La fiction climatique – surnommée « cli-fi » (pour climate fiction) – s’est imposée en quelques années comme un véritable phénomène littéraire. Le terme aurait été inventé vers 2007-2008 par l’écrivain Dan Bloom, mais il est vraiment entré dans le vocabulaire courant au début des années 2010.
À l’époque, seuls quelques romans isolés traitaient du réchauffement planétaire. Vingt ans plus tôt, difficile de citer plus de deux ou trois livres relevant de ce genre. Aujourd’hui, au contraire, on assiste à une explosion de ces récits d’anticipation climatique – un corpus foisonnant de romans, nouvelles et bandes dessinées qui explorent notre futur sous la menace du dérèglement du climat.
Scène post-apocalyptique bien réelle : le littoral de New York ravagé par l’ouragan Sandy en 2012. Ce type de catastrophe amplifiée par le climat pourrait tout droit sortir d’un roman de « cli-fi »...

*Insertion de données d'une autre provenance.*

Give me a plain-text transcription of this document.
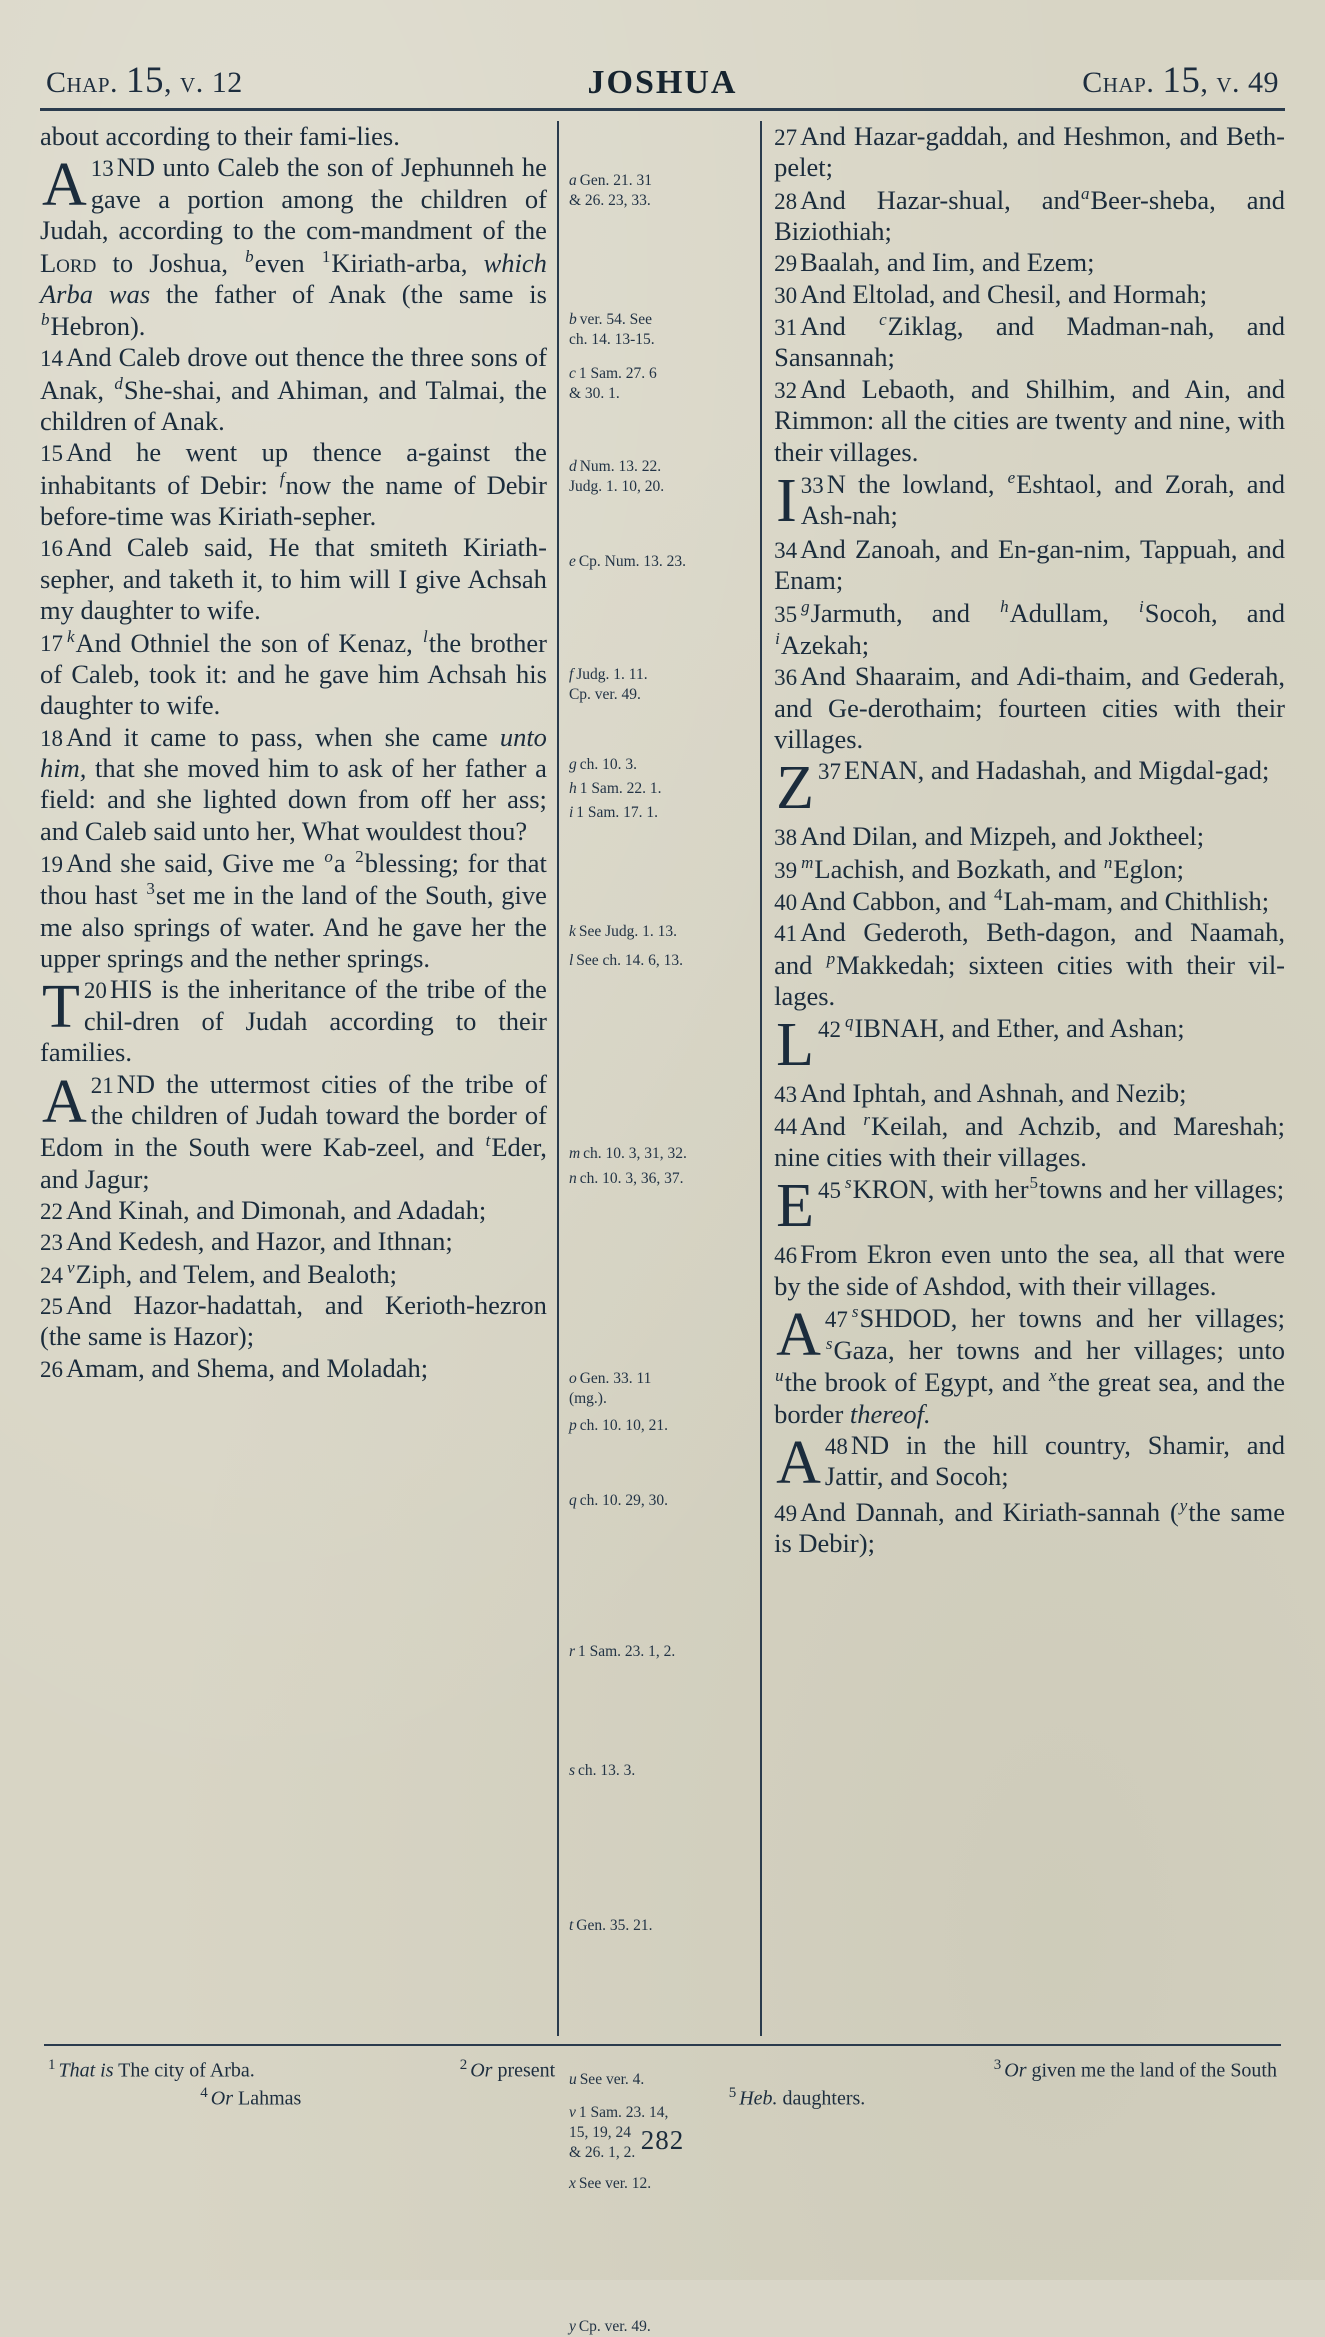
Chap. 15, v. 12	JOSHUA	Chap. 15, v. 49

about according to their fami-lies.

13
A ND unto Caleb the son of Jephunneh he gave a portion among the children of Judah, according to the com-mandment of the Lord to Joshua, $^b$even $^1$Kiriath-arba, which Arba was the father of Anak (the same is $^b$Hebron).

14 And Caleb drove out thence the three sons of Anak, $^d$She-shai, and Ahiman, and Talmai, the children of Anak.

15 And he went up thence a-gainst the inhabitants of Debir: $^f$now the name of Debir before-time was Kiriath-sepher.

16 And Caleb said, He that smiteth Kiriath-sepher, and taketh it, to him will I give Achsah my daughter to wife.

17 $^k$And Othniel the son of Kenaz, $^l$the brother of Caleb, took it: and he gave him Achsah his daughter to wife.

18 And it came to pass, when she came unto him, that she moved him to ask of her father a field: and she lighted down from off her ass; and Caleb said unto her, What wouldest thou?

19 And she said, Give me $^o$a $^2$blessing; for that thou hast $^3$set me in the land of the South, give me also springs of water. And he gave her the upper springs and the nether springs.

20
T HIS is the inheritance of the tribe of the chil-dren of Judah according to their families.
21
A ND the uttermost cities of the tribe of the children of Judah toward the border of Edom in the South were Kab-zeel, and $^t$Eder, and Jagur;

22 And Kinah, and Dimonah, and Adadah;

23 And Kedesh, and Hazor, and Ithnan;

24 $^v$Ziph, and Telem, and Bealoth;

25 And Hazor-hadattah, and Kerioth-hezron (the same is Hazor);

26 Amam, and Shema, and Moladah;

a Gen. 21. 31
& 26. 23, 33.
b ver. 54. See
ch. 14. 13-15.
c 1 Sam. 27. 6
& 30. 1.
d Num. 13. 22.
Judg. 1. 10, 20.
e Cp. Num. 13. 23.
f Judg. 1. 11.
Cp. ver. 49.
g ch. 10. 3.
h 1 Sam. 22. 1.
i 1 Sam. 17. 1.
k See Judg. 1. 13.
l See ch. 14. 6, 13.
m ch. 10. 3, 31, 32.
n ch. 10. 3, 36, 37.
o Gen. 33. 11
(mg.).
p ch. 10. 10, 21.
q ch. 10. 29, 30.
r 1 Sam. 23. 1, 2.
s ch. 13. 3.
t Gen. 35. 21.
u See ver. 4.
v 1 Sam. 23. 14,
15, 19, 24
& 26. 1, 2.
x See ver. 12.
y Cp. ver. 49.

27 And Hazar-gaddah, and Heshmon, and Beth-pelet;

28 And Hazar-shual, and$^a$Beer-sheba, and Biziothiah;

29 Baalah, and Iim, and Ezem;

30 And Eltolad, and Chesil, and Hormah;

31 And $^c$Ziklag, and Madman-nah, and Sansannah;

32 And Lebaoth, and Shilhim, and Ain, and Rimmon: all the cities are twenty and nine, with their villages.

33
I N the lowland, $^e$Eshtaol, and Zorah, and Ash-nah;

34 And Zanoah, and En-gan-nim, Tappuah, and Enam;

35 $^g$Jarmuth, and $^h$Adullam, $^i$Socoh, and $^i$Azekah;

36 And Shaaraim, and Adi-thaim, and Gederah, and Ge-derothaim; fourteen cities with their villages.

37
Z ENAN, and Hadashah, and Migdal-gad;

38 And Dilan, and Mizpeh, and Joktheel;

39 $^m$Lachish, and Bozkath, and $^n$Eglon;

40 And Cabbon, and $^4$Lah-mam, and Chithlish;

41 And Gederoth, Beth-dagon, and Naamah, and $^p$Makkedah; sixteen cities with their vil-lages.

42 $^q$
L IBNAH, and Ether, and Ashan;

43 And Iphtah, and Ashnah, and Nezib;

44 And $^r$Keilah, and Achzib, and Mareshah; nine cities with their villages.

45 $^s$
E KRON, with her$^5$towns and her villages;

46 From Ekron even unto the sea, all that were by the side of Ashdod, with their villages.

47 $^s$
A SHDOD, her towns and her villages; $^s$Gaza, her towns and her villages; unto $^u$the brook of Egypt, and $^x$the great sea, and the border thereof.
48
A ND in the hill country, Shamir, and Jattir, and Socoh;

49 And Dannah, and Kiriath-sannah ($^y$the same is Debir);

$^1$ That is The city of Arba.
$^4$ Or Lahmas
$^2$ Or present
$^5$ Heb. daughters.
$^3$ Or given me the land of the South
282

Pourquoi un tel engouement ? Sans doute parce que le réchauffement de la planète n’est plus une abstraction : il s’invite dans notre quotidien à travers canicules, méga-feux ou inondations record. Les romanciers se sont emparés de ce sujet brûlant pour en faire la toile de fond – voire le personnage principal – de leurs intrigues.
Contrairement à la science-fiction classique tournée vers la conquête spatiale ou des futurs lointains, la fiction climatique met en scène une menace immédiate et bien réelle. Son objectif ? Nous alerter, nous faire ressentir dans nos tripes l’ampleur du cataclysme en cours, à travers des scénarios fictionnels souvent dystopiques mais plausibles.
« Le réchauffement climatique n’est pas une histoire en soi. Ce sont nos réponses face à ce désastre qui créent le récit », explique l’écrivain Gregory Norminton dans le Guardian. En d’autres termes, la crise écologique fournit le décor tragique, et l’histoire naît de la façon dont les humains y réagissent – avec courage, indifférence ou folie.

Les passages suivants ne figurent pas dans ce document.